1-2 Vers une synthèse de "compréhension" et d' "explication"


L'explication passe par la modélisation de la compréhension, du sens (all. "Sinn", angl. "meaning") subjectivement attribué à une action par l'acteur et les autres. En modélisation ce sens par des constructions symboliques, on l'explicite et on l'explique.

Max Weber (81:19), au début de ce siècle, était le premier à formuler les principes d'une science sociale interprétative et explicative. Ces principes nous inspirent pour nos propres travaux.

"Soziologie (im hier verstandenen Sinn dieses sehr vieldeutig gebrauchten Wortes) soll heissen: eine Wissenschaft, welche soziales Handeln deutend verstehen und dadurch in seinem Ablauf und seinen Wirkungen ursächlich erklären will. xc8 Handeln<< soll dabei ein menschliches Verhalten (einerlei ob äusseres oder innerliches Tun, Unterlassen oder Dulden) heissen, wenn und insofern als der oder die Handelnden mit ihm einen subjektiven Sinn verbinden. xc8 Soziales<< Handeln aber soll ein solches Handeln heissen, welches seinem von dem oder den Handelnden gemeinten Sinn nach auf das Verhalten anderer bezogen wird und daran in seinem Ablauf orientiert ist."

La décision en politique est un comportement intentionnel et social. Ainsi, un acteur qui agit avec intention (contrairement à celui qui se contente de réagir à des stimuli sans réfléchir) doit travailler à l'aide d'un modèle du monde au sein duquel il active des objets. Il doit créer des représentations, un monde symbolique qu'il doit manipuler consciemment ou inconsciemment pour arriver à prendre des décisions qui affecteront le "monde réel". En conséquence, les données fondamentales sur lesquelles se base une décision individuelle sont des constructions symboliques. Ceci signifie que pour le chercheur, la catégorie fondamentale de l'analyse du décideur (et des décisions) est le sens (angl. meaning).

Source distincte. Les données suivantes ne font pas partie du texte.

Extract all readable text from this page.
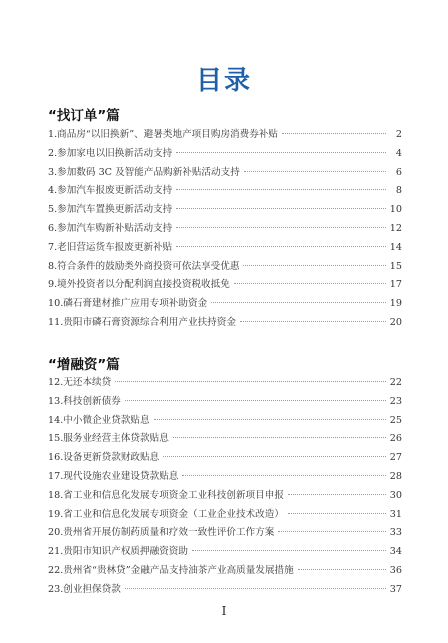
目录
“找订单”篇
1.商品房“以旧换新”、避暑类地产项目购房消费券补贴	2
2.参加家电以旧换新活动支持	4
3.参加数码 3C 及智能产品购新补贴活动支持	6
4.参加汽车报废更新活动支持	8
5.参加汽车置换更新活动支持	10
6.参加汽车购新补贴活动支持	12
7.老旧营运货车报废更新补贴	14
8.符合条件的鼓励类外商投资可依法享受优惠	15
9.境外投资者以分配利润直接投资税收抵免	17
10.磷石膏建材推广应用专项补助资金	19
11.贵阳市磷石膏资源综合利用产业扶持资金	20
“增融资”篇
12.无还本续贷	22
13.科技创新债券	23
14.中小微企业贷款贴息	25
15.服务业经营主体贷款贴息	26
16.设备更新贷款财政贴息	27
17.现代设施农业建设贷款贴息	28
18.省工业和信息化发展专项资金工业科技创新项目申报	30
19.省工业和信息化发展专项资金（工业企业技术改造）	31
20.贵州省开展仿制药质量和疗效一致性评价工作方案	33
21.贵阳市知识产权质押融资资助	34
22.贵州省“贵林贷”金融产品支持油茶产业高质量发展措施	36
23.创业担保贷款	37
I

La décision n'existe pas sans le problème. Ainsi, l'analyse de la décision ne doit pas se limiter à celle du choix entre certaines alternatives d'action. La décision est surtout engendrée par la définition de l' "espace du problème" et son traitement par le décideur. En simplifiant un peu, nous pouvons dire que la décision est le résultat de structures de sens qui opèrent sur des structures de sens. En d'autres termes, des décisions sont faites au moyen de processus symboliques et reposent sur des représentations. Techniquement, il est utile de décrire un décideur comme un système organisé symboliquement. Ces constatations nous semblent valables également pour l'acteur collectif.

L'importance de la pensée subjective

Le sens, en tant que donnée pour la décision, est symboliquement préstructuré, produit par le savoir pratique d'une raison non-théorique. Autrement dit, ce ne sont pas nos théories ou nos modèles qui attribuent une signification première aux actions. Ainsi, la description scientifique de ces "données" ne dépend pas seulement d'un fondement théorique solide mais est également déterminée par le savoir du chercheur sur le monde. Un chercheur en sciences sociales ne peut parler d'intentions et de sens sans comprendre, d'une certaine façon, ce que le sujet analysé pense et ce qu'il fait. Ainsi, le premier contact du chercheur avec ces données symboliquement préstructurées est, au fond , le même que celui d'une personne "ordinaire". Dans cette perspective de recherche orientée vers la "compréhension", le chercheur doit d'abord essayer de reconstruire le processus de décision et ses interactions avec le monde. Sa démarche peut être différente de celle de l'homme "ordinaire", mais il sera néanmoins obligé d' "imaginer" certaines structures de connaissance internes du décideur avant de commencer la modélisation proprement dite.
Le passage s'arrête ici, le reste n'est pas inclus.